GOV. ROMNEY: We can compete around the world, there's no question about that, David. We have the capacity to do that. The American workers are the best in the world, our technology is at the leading edge. America, long term, can be the, the powerful economic engine it's always been. But the real threat right here is something that Alan Greenspan just said, and that is that if we don't take action to rein in the scale of government and the growth of government spending and the compensation levels of government workers--you saw government workers, average government workers, are now making $30,000 a year more than the average private sector worker. These kinds of excesses and the massive deficits that, that, that government is putting in place, over a trillion dollars a year for these coming several years, this threatens our long-term viability, because it, it, it suggests that we could have runaway inflation. And, and the Fed and the federal government are going to have to rein in, pull back from what have been the excesses of these past years, Republican and Democrat. It's not a partisan issue, it's a growth of government issue. And it's got to stop, or America's future could be very much in jeopardy.

MR. GREGORY: Dr. Greenspan, where are we next year? Where is unemployment in December of next year?

DR. GREENSPAN: It's going to be lower. You know, we're going to get a special bonus that nobody really expects in the fact that the bureau of the census announced that it's going to employ 792,000 workers by April. That's a big--it's not a huge number, but it'll take several 10ths of a percent off the unemployment rate. The unemployment rate will be significantly lower a year from now. But between now and then, largely because of people coming back into the labor force, almost irrespective of how much employment expands, the unemployment rate will probably stay high. I don't think it will stay at 10 percent, but it's not going down very quickly or very dramatically.

MR. GREGORY: You talked about the role of the Fed. What about interest rates? Do they have to stay where they are?

DR. GREENSPAN: They can't, in the sense that over the very longer term it's pretty obvious that as the economy begins to pick up and as loan demand begins to pick up--remember, loan demand has been very dull, because businesses are very heavily liquidating inventories.

MR. GREGORY: Mm-hmm.

DR. GREENSPAN: That's coming to a halt.
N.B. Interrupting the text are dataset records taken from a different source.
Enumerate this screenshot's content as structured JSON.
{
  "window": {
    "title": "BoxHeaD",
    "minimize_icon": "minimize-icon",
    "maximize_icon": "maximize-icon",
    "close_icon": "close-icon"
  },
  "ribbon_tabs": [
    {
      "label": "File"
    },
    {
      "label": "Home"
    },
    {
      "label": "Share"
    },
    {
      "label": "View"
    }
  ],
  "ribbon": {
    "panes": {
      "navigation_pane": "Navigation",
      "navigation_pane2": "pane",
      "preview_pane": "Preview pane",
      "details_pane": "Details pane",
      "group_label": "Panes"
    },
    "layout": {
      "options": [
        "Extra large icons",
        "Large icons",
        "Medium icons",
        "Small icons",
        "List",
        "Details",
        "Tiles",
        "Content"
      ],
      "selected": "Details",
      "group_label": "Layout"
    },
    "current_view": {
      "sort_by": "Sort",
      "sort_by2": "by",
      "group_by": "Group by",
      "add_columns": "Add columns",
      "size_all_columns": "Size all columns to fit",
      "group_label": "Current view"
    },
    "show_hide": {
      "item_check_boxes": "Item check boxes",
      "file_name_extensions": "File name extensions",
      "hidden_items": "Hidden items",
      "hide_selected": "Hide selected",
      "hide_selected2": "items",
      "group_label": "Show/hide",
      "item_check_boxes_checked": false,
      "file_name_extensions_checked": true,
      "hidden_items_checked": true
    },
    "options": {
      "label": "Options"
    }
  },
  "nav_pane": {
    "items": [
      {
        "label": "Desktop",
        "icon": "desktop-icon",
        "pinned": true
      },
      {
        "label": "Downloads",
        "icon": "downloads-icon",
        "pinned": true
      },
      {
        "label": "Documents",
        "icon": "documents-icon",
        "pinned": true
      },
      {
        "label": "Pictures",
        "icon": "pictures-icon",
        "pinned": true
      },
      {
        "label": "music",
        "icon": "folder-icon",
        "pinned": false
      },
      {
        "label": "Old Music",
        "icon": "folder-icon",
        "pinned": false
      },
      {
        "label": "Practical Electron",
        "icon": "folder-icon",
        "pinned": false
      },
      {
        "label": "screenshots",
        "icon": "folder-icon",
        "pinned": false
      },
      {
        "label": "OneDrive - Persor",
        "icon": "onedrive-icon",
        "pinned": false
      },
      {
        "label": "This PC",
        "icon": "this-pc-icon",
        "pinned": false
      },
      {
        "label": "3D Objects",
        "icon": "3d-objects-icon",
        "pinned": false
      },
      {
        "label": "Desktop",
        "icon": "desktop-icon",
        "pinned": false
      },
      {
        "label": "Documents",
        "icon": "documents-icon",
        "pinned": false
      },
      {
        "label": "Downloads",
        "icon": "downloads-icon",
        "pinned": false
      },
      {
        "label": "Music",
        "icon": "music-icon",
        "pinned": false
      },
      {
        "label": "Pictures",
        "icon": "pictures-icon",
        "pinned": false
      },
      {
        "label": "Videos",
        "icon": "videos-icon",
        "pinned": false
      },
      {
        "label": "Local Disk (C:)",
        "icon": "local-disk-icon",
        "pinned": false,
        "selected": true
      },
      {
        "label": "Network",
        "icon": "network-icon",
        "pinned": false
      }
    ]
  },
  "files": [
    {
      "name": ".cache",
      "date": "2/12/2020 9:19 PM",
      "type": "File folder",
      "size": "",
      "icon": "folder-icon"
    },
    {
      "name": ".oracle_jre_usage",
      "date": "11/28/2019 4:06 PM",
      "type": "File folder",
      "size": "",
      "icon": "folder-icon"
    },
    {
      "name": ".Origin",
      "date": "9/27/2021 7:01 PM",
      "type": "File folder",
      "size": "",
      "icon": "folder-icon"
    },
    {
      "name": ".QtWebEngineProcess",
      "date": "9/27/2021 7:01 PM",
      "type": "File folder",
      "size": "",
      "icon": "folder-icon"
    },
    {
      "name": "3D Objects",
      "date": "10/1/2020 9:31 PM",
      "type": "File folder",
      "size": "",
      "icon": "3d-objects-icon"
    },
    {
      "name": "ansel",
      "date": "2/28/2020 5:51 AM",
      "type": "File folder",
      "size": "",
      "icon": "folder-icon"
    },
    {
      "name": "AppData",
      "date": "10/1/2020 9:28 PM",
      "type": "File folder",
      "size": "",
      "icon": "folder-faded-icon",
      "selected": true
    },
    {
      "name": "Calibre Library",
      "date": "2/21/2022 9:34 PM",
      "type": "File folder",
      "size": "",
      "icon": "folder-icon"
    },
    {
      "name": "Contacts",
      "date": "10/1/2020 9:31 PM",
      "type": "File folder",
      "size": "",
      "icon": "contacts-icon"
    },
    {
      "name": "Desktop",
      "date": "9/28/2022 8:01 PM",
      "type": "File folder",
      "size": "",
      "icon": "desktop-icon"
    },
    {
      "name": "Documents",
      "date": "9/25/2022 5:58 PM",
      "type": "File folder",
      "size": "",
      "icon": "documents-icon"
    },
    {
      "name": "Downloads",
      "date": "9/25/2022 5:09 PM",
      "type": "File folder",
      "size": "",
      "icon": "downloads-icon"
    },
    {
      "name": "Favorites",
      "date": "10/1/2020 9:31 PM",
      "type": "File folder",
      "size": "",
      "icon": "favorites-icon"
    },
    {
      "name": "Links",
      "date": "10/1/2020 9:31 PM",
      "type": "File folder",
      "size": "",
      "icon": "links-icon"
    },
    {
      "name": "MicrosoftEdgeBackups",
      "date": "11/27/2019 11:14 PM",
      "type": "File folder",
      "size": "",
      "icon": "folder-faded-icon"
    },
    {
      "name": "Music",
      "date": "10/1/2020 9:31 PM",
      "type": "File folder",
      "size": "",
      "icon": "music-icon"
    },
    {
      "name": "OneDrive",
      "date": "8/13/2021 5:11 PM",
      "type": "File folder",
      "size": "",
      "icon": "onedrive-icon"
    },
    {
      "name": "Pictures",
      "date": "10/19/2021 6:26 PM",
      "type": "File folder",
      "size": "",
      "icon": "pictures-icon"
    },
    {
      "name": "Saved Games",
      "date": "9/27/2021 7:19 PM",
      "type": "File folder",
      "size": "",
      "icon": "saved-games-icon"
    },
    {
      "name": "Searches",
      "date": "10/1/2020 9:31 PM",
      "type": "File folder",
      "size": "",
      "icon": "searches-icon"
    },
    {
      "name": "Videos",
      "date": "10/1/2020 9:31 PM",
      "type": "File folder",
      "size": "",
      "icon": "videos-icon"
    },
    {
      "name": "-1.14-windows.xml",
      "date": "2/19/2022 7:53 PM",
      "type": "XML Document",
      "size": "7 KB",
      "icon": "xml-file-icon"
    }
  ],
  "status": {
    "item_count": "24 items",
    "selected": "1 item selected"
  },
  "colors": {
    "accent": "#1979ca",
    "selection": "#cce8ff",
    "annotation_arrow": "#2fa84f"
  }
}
And when that happens, loan demand will come back and the pressures on short-term interest rates will begin to grow.

MR. GREGORY: Governor Granholm, I want to give you the last word here, and that is a question that brings all this home. What is the psychological impact on our country of this kind of jobless rate and the effects of this kind of recession? You're seeing it every day up front.

GOV. GRANHOLM: There is no doubt that people are angry and frustrated, and certainly there is a pullback on spending as a result. But, David, you know, I think that we've got to, as, as leaders, be projecting confidence in the steps that we are seeing. And truly, there have been--there has been progress.

MR. GREGORY: Right.

GOV. GRANHOLM: Dr. Romer said in January we're losing 700,000 jobs a month.

MR. GREGORY: Right.

GOV. GRANHOLM: Last month it was 11,000. So there is progress, there are signs of hope. We can't be all about doom and gloom.

MR. GREGORY: All right.

GOV. GRANHOLM: So I'm, I'm confident and I'm optimistic.

MR. GREGORY: All right, we're going to leave it there. Thank you all very much.